My ambition as a professional artist is to maintain the course that I set nearly 30 years ago by establishing my work in the fields of painting, sculpture, and performance. Every project I undertake is building on my past experiences. My original approach is unchanged; it is a personal challenge to produce the best work possible every time. One very important and guiding principle to my work is to reach out beyond the elitist boundaries of fine art and connect to popular culture through my art.
My personal ambition has always been to live the example. I believe the artist has a social responsibility to engage others in a thought process that ultimately brings art into everyday life thereby enhancing the quality of our experience.

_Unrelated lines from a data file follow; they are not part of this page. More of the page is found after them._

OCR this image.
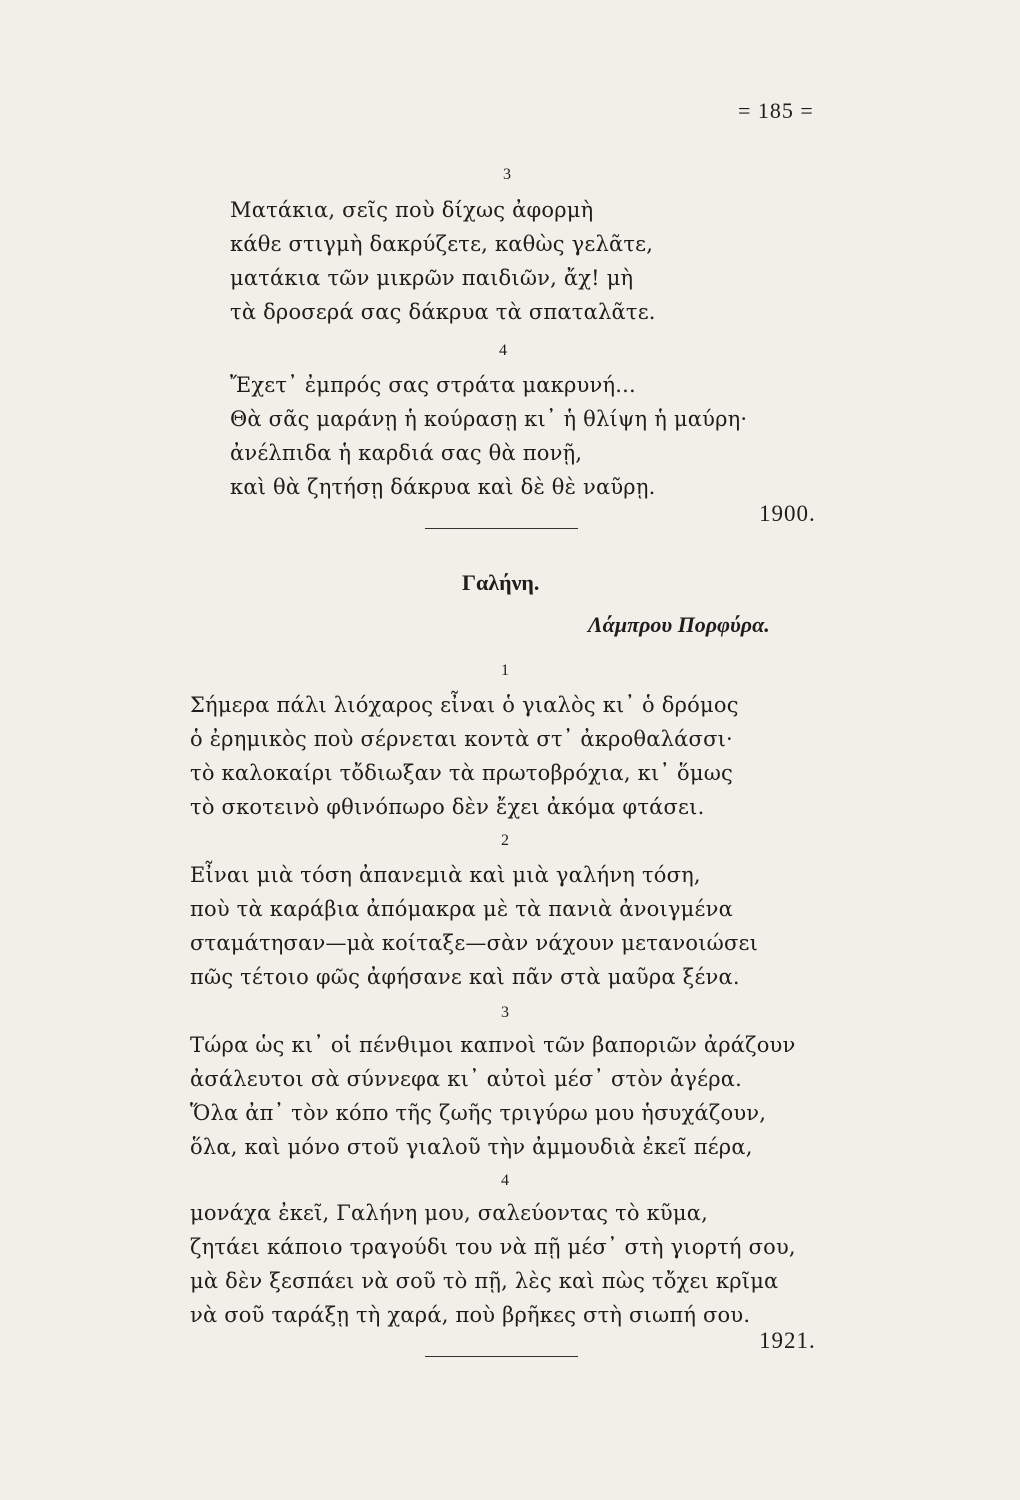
= 185 =
3
Ματάκια, σεῖς ποὺ δίχως ἀφορμὴ
κάθε στιγμὴ δακρύζετε, καθὼς γελᾶτε,
ματάκια τῶν μικρῶν παιδιῶν, ἄχ! μὴ
τὰ δροσερά σας δάκρυα τὰ σπαταλᾶτε.
4
Ἔχετ᾿ ἐμπρός σας στράτα μακρυνή...
Θὰ σᾶς μαράνῃ ἡ κούρασῃ κι᾿ ἡ θλίψη ἡ μαύρη·
ἀνέλπιδα ἡ καρδιά σας θὰ πονῇ,
καὶ θὰ ζητήσῃ δάκρυα καὶ δὲ θὲ ναῦρῃ.
1900.
Γαλήνη.
Λάμπρου Πορφύρα.
1
Σήμερα πάλι λιόχαρος εἶναι ὁ γιαλὸς κι᾿ ὁ δρόμος
ὁ ἐρημικὸς ποὺ σέρνεται κοντὰ στ᾿ ἀκροθαλάσσι·
τὸ καλοκαίρι τὄδιωξαν τὰ πρωτοβρόχια, κι᾿ ὅμως
τὸ σκοτεινὸ φθινόπωρο δὲν ἔχει ἀκόμα φτάσει.
2
Εἶναι μιὰ τόση ἀπανεμιὰ καὶ μιὰ γαλήνη τόση,
ποὺ τὰ καράβια ἀπόμακρα μὲ τὰ πανιὰ ἀνοιγμένα
σταμάτησαν—μὰ κοίταξε—σὰν νάχουν μετανοιώσει
πῶς τέτοιο φῶς ἀφήσανε καὶ πᾶν στὰ μαῦρα ξένα.
3
Τώρα ὡς κι᾿ οἱ πένθιμοι καπνοὶ τῶν βαποριῶν ἀράζουν
ἀσάλευτοι σὰ σύννεφα κι᾿ αὐτοὶ μέσ᾿ στὸν ἀγέρα.
Ὅλα ἀπ᾿ τὸν κόπο τῆς ζωῆς τριγύρω μου ἡσυχάζουν,
ὅλα, καὶ μόνο στοῦ γιαλοῦ τὴν ἀμμουδιὰ ἐκεῖ πέρα,
4
μονάχα ἐκεῖ, Γαλήνη μου, σαλεύοντας τὸ κῦμα,
ζητάει κάποιο τραγούδι του νὰ πῇ μέσ᾿ στὴ γιορτή σου,
μὰ δὲν ξεσπάει νὰ σοῦ τὸ πῇ, λὲς καὶ πὼς τὄχει κρῖμα
νὰ σοῦ ταράξῃ τὴ χαρά, ποὺ βρῆκες στὴ σιωπή σου.
1921.
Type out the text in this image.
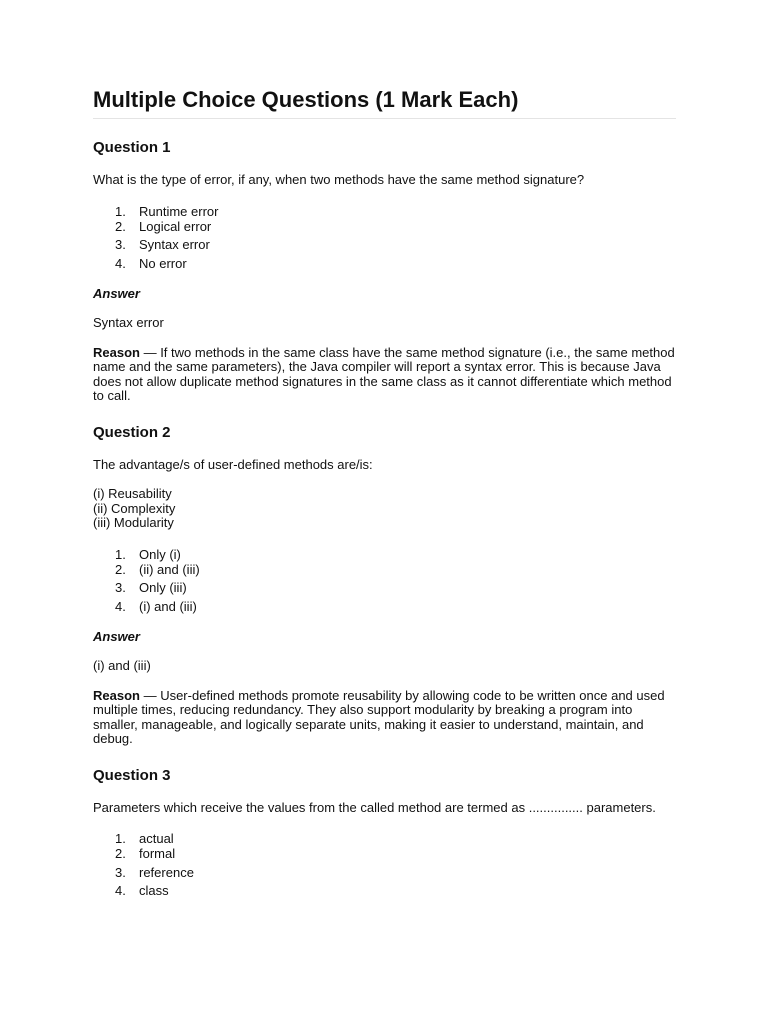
Multiple Choice Questions (1 Mark Each)
Question 1

What is the type of error, if any, when two methods have the same method signature?

1. Runtime error
2. Logical error
3. Syntax error
4. No error

Answer

Syntax error

Reason — If two methods in the same class have the same method signature (i.e., the same method name and the same parameters), the Java compiler will report a syntax error. This is because Java does not allow duplicate method signatures in the same class as it cannot differentiate which method to call.

Question 2

The advantage/s of user-defined methods are/is:

(i) Reusability

(ii) Complexity

(iii) Modularity

1. Only (i)
2. (ii) and (iii)
3. Only (iii)
4. (i) and (iii)

Answer

(i) and (iii)

Reason — User-defined methods promote reusability by allowing code to be written once and used multiple times, reducing redundancy. They also support modularity by breaking a program into smaller, manageable, and logically separate units, making it easier to understand, maintain, and debug.

Question 3

Parameters which receive the values from the called method are termed as ............... parameters.

1. actual
2. formal
3. reference
4. class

In the late 1970s, Kenny Scharf studied at the School of Visual Arts in New York, where he was exposed to subway graffiti and the downtown art scene. He began to work in spray paint, combining it with the traditional media he used in art school. Scharf graduated from SVA in 1980, and a year later he was given a solo show at the FUN Gallery in New York. He became one of the principal figures in the East Village scene, painting both in the streets and for galleries such as Tony Shafrazi, which showed Scharf's work in 1984. The following year, the Whitney Museum of American Art included Scharf in its biennial.
Scharf's cartoonish renditions of Jetsons and Flintstones characters, distorted into lava lamp-like shapes and floating on wild, outer-space backgrounds, are often painted on huge, wall-sized canvases. His aesthetic has lent itself to popular applications as well, including nightclub and restaurant decor, clothing, toys, and album covers for pop groups such as the B-52s.